Any ideas (we don't have a bath )?


----------



## NickN (11 mo ago)

Well, for what it's worth, an experienced keeper and breeder's advice to me when I wanted to set up one of my first vivariums with "wild-caught" branches in rather than the over-priced reptile store-bought ones, was basically not to worry about it at all, and that any decently clean, non-rotting and dry branch should be good to use as is.
Which I followed and seemingly to no ill effects.
He used long screws through the outside of the vivarium into the end of the branch to hold them - I prefer to use B&Q Miniflo End Stop Brackets inside the viv as the branches can then be easily lifted out when cleaning.

If you really did want to try and clean it up a bit though, perhaps a spray all over with F10 and hose off, leave to dry in the sunshine for a day or two?


----------



## Elly66 (Feb 27, 2021)

NickN said:


> Well, for what it's worth, an experienced keeper and breeder's advice to me when I wanted to set up one of my first vivariums with "wild-caught" branches in rather than the over-priced reptile store-bought ones, was basically not to worry about it at all, and that any decently clean, non-rotting and dry branch should be good to use as is.
> Which I followed and seemingly to no ill effects.
> He used long screws through the outside of the vivarium into the end of the branch to hold them - I prefer to use B&Q Miniflo End Stop Brackets inside the viv as the branches can then be easily lifted out when cleaning.
> 
> If you really did want to try and clean it up a bit though, perhaps a spray all over with F10 and hose off, leave to dry in the sunshine for a day or two?


I'd feel happier if I could disinfect them. I'd thought about giving them a good spray and then wrapping in bin bags for 24hrs. Then I'd rinse them and leave them to dry. 

For fixing them, I'm definitely looking towards something that allows easy removal. Thankfully, once the new viv arrives, I can take time in getting it set up as my Royal is not fully grown and has a good amount of space in current viv that's 3ft x 2ft x 2ft.

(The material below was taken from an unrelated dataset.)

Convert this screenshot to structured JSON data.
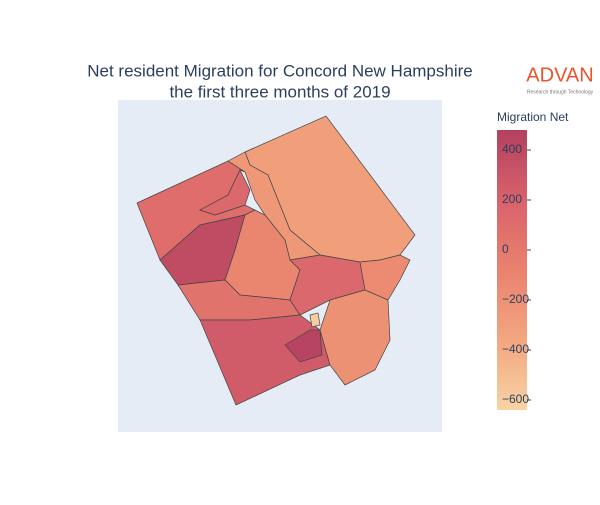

I'm looking forward to decorating it.


----------



## LiasisUK (Sep 30, 2019)

NickN said:


> Well, for what it's worth, an experienced keeper and breeder's advice to me when I wanted to set up one of my first vivariums with "wild-caught" branches in rather than the over-priced reptile store-bought ones, was basically not to worry about it at all, and that any decently clean, non-rotting and dry branch should be good to use as is.
> Which I followed and seemingly to no ill effects.
> He used long screws through the outside of the vivarium into the end of the branch to hold them - I prefer to use B&Q Miniflo End Stop Brackets inside the viv as the branches can then be easily lifted out when cleaning.
> 
> If you really did want to try and clean it up a bit though, perhaps a spray all over with F10 and hose off, leave to dry in the sunshine for a day or two?


Seconded.


----------



## Helvetica (Mar 20, 2017)

Just to agree with above, I use branches from local woods and don't worry about disinfecting them at all. The only thing to be mindful of is pesticides/herbicides etc, so don't choose wood from the edges of farmed fields or gardens where any of those chemicals have been used. 
With the wood just look to avoid pine (especially fresh) as that can cause significant issues for your animal. 
Otherwise, there aren't any parasites for your animal in the great British outdoors, so crack on


----------



## Elly66 (Feb 27, 2021)

All branches are coming from my own garden as we have loads of trees (lucky enough to have a 1/3rd of an acre garden. Predominantly oaks, but also beech, silver birch ( won't use as high sap) and apple. 
We've recently had to take down a red maple that was dead, but the bigger branch I'm using is beech. 
Thanks for all the advice.


----------



## MataLeo (Jul 12, 2016)

I've had branches from a local, unpolluted woodland in my BRB's viv for a couple years now without instance. Fresh cut, scrub them with a brush (reducing mold and removing any inverts I might not want in my viv), dosed in boiling water (probably not needed) then into the viv. Not had any issues.

List of safe and unsafe trees.


----------



## Elly66 (Feb 27, 2021)

I've scrubbed branch in a reptile safe disinfectant, rinsed and allowed to dry. Any sharp bits etc have been sanded off. 
Actually really pleased I did scrubbed it with the colour of the water coming off, plus the branch now looks way nicer 🙂
That's the big one done, rest will be easy.


----------